We often hear the teaching that meditation is not about stopping your thoughts. This instruction is helpful, because doing so is quite difficult, and accurate to the deep implications of mindfulness—that when seen clearly, with an unconfused heart, everything contributes to the insights into unsatisfactoriness, impermanence, and selflessness. Both of those are true.
But I think the teaching also serves an ego-soothing function, telling the beginning meditator that it’s not their fault that their mind is beyond their control—that’s just the nature of the mind. It supports self-compassion and patience.
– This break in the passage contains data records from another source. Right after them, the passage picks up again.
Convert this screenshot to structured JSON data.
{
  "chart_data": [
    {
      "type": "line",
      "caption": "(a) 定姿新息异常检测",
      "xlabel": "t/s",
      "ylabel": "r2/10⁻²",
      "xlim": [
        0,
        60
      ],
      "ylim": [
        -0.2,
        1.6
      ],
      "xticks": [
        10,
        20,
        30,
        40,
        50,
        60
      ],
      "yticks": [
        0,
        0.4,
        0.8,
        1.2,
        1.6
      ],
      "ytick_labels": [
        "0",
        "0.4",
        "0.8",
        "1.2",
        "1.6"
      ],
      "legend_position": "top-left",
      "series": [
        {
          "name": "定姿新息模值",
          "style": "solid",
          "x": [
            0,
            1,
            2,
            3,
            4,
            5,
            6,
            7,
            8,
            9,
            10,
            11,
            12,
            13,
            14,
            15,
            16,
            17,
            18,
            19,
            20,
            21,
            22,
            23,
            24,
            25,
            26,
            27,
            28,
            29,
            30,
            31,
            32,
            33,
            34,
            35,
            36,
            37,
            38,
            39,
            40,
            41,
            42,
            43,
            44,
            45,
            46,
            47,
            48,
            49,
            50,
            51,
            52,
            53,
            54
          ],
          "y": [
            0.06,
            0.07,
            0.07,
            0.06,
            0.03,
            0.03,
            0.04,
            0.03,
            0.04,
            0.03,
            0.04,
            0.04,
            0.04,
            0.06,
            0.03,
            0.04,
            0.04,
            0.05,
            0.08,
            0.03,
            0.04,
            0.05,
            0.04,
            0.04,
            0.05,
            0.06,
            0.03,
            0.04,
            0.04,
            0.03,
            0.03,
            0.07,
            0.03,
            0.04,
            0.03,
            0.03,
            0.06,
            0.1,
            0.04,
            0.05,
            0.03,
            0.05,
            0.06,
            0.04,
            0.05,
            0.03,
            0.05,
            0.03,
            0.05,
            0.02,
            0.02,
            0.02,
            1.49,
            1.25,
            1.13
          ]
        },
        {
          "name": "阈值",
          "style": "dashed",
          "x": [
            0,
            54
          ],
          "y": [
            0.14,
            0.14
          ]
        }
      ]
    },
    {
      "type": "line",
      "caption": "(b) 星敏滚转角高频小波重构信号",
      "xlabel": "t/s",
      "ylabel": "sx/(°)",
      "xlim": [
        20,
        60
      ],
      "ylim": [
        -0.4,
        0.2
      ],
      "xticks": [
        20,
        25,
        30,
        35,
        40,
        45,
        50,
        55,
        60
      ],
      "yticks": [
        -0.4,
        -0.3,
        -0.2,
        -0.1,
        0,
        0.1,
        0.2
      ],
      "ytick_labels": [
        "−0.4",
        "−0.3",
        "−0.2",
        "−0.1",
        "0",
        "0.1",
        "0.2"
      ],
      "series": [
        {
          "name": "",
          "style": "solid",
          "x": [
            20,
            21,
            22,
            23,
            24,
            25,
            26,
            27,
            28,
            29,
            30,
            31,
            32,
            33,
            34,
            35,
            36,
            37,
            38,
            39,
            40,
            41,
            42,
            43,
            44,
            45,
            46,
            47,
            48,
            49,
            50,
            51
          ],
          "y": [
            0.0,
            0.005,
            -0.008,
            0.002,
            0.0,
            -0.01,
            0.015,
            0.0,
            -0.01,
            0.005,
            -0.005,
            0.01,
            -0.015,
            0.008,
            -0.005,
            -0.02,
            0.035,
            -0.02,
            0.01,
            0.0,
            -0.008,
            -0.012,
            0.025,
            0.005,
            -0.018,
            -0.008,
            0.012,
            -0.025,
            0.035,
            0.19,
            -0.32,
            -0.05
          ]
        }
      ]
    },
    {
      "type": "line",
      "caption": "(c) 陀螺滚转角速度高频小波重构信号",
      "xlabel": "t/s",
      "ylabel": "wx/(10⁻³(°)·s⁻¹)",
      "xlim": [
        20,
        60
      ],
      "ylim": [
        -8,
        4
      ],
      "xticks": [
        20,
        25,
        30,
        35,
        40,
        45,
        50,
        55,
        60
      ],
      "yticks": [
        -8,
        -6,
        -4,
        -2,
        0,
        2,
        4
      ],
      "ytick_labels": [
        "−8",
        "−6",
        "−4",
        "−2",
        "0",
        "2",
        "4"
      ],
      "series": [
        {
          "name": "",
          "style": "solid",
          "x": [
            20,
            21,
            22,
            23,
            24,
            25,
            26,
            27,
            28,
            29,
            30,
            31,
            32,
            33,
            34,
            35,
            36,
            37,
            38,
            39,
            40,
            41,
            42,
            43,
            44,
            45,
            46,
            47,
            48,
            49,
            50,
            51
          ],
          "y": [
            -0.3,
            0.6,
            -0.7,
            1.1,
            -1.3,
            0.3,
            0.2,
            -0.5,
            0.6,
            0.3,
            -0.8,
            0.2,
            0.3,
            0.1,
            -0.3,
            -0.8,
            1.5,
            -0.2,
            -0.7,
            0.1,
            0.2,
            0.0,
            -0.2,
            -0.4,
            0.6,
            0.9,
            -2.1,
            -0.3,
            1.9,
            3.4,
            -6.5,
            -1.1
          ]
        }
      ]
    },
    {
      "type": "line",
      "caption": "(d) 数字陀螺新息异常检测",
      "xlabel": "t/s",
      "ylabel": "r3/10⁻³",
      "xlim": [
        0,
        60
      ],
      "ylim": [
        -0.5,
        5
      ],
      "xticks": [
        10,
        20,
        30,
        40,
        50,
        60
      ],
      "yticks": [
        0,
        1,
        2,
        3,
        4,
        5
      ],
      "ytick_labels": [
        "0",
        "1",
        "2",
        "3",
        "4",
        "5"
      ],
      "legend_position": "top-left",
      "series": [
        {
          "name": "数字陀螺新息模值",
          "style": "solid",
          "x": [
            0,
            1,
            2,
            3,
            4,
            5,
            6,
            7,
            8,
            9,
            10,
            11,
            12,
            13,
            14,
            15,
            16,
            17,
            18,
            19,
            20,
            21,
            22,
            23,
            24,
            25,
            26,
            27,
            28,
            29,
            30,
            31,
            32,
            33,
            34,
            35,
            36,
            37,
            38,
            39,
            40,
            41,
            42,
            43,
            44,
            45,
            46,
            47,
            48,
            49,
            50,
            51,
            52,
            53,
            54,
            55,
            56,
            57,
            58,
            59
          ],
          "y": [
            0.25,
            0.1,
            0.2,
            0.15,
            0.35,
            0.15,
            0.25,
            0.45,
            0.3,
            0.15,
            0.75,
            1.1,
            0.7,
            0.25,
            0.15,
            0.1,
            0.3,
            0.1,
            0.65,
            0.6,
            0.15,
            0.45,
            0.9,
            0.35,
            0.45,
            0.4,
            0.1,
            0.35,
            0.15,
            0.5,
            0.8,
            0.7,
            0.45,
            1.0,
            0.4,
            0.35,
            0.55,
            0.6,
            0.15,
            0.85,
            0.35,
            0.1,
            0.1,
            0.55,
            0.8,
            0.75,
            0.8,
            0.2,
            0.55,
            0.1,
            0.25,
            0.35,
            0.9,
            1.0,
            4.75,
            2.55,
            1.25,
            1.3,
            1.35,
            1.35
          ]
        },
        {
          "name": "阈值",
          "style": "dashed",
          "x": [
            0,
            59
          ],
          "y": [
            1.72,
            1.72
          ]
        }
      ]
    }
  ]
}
All good, except that that soothing teaching may be inhibiting real progress in meditation.
Just because mindfulness isn’t about stopping your thoughts doesn’t mean that it isn’t useful to work on doing so, or that the stopping of discursive thought isn’t actually a central feature of the entire path.
It is necessary to stop thinking.
The idea that it’s not relates to a common derogation of samādhi and meditative absorption in the mindfulness world, and in the Mahāsi-influenced parts of the Theravāda world as well. But it has no basis in the teachings of the Buddha, and is not supported by the meditation instructions in the Canon.
There is no instruction on “mindfulness of thinking” in the Satipaṭṭhāna Sutta. It’s clear that the teachings on establishing focus through connecting and sustaining attention (vitakka-vicāra) imply that discursive thought is suppressed in meditation through sustained focus on a chosen object of awareness. Even if your object is “open” awareness itself, sustained focus on awareness as an object means there will be no space for discursive thinking to take off. The most thoughts can do in a concentrated mind is bubble up briefly out of the substrate and pop—they often don’t even finish a few words. There’s just no room for them in a stabilized attentional field.
One shift in emphasis in our meditation that can really help is to not just come back to the chosen object of meditation, but to come back to the perception of silence in the discursive mind around the chosen object. Learning to recognize and savor silence in the mental field is a powerful support for extending that silence for longer and longer periods. Doing this takes energy, because habitual thinking (papanca) is a very deep groove. But as long as that energy is present, this very wholesome interrupting of habitual thinking can develop, and the energies of tranquility and immersion have a much greater chance of getting momentum.